By the year 2000, the whole country should be rid of these spirits, so that no more young lives are lost to the ARI demon. For that to happen, however, the Trust's success in the two Tamang hamlets will have to be repeated everywhere. As Dr. Pandey himself cautioned in a report to UNICEF, "The intensity by which we were able to work in a pilot research project can not be replicated at the national level.

The Mrigendra Trust

A successful Kathmandu cardiologist who had made a name for himself treating the rich and powerful was suddenly jolted into an acute awareness of the entrenched poverty and endemic disease afflicting the people of rural Nepal. While others might have let that moment of revelation pass with nothing but a twinge of conscience, Dr. Mrigendra Raj Pandey put his money where his mind was.

In 1975, Dr. Pandey set up the Mrigendra Medical Trust, with the goal of providing medical treatment and health education, and conducting research, all for the benefit of the poor. What began as a personal crusade has, over the past decade, gained an institutional permanence, and an ability to set an agenda in a country where voluntary groups generally wither away as soon as they are born.

At first, the Trust limited its work to providing medical services to the people in the Sundarijal area North East of Kathmandu, and it also opened a clinic for diabetic patients in the city. But the Trust soon realised that the passive distribution of drugs and medical care could even be counter productive if not supplemented by a broader programme of social awareness.

Accordingly, it organised a programme to supplement village income by providing charkha looms, encouraged village discussion groups to debate what was being done for them, provided scholarships for school children, and even organised spiritual activities to enhance the quality of life. This January, for example, the Trust coordinated a mass (bratabandha) sacred thread ceremony to avoid the economic burden of ostentatious ceremonies. The villagers, too, have met the challenge set by the Trust. For example, the Sundarijal clinic, is now run by the community.
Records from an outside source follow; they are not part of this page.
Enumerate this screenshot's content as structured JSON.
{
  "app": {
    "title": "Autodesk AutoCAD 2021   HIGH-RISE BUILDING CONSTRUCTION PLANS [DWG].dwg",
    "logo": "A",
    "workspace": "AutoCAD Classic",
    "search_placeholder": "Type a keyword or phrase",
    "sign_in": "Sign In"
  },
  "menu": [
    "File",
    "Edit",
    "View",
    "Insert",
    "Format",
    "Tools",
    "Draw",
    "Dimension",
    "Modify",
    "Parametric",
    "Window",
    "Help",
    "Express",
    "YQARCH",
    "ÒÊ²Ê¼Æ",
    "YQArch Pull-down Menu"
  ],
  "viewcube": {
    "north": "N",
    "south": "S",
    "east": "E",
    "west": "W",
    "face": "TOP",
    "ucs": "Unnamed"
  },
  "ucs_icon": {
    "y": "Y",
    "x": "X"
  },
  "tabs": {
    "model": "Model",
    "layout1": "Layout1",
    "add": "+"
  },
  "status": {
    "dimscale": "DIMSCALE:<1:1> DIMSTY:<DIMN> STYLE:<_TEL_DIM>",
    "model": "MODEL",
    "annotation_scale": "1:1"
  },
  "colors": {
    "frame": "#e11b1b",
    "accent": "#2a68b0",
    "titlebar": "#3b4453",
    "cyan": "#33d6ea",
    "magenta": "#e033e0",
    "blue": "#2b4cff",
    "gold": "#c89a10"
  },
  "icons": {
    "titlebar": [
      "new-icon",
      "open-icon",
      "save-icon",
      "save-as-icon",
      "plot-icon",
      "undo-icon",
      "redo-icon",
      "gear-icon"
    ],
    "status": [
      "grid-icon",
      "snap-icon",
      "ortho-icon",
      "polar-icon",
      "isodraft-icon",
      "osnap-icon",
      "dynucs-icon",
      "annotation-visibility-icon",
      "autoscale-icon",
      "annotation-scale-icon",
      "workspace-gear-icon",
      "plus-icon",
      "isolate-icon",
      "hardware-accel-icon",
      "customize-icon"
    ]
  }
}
The Trust has also became increasingly involved in medical research. It has done pioneering work on the study of Acute Respiratory Infection (ARI). While investigating the causes of the disease, the Trust found that it could not study the problem of ARI in isolation from other killer diseases, such as diarrhea and other infections. Neither could an "intervention" remain isolated from the traditions, beliefs and expectations of the village populace. In the pilot area where it is studying ARI, the Trust hopes to bring down the infant mortality rate from 162 per one thousand presently, to 45 by the year 1990. Indications are that it will achieve that target.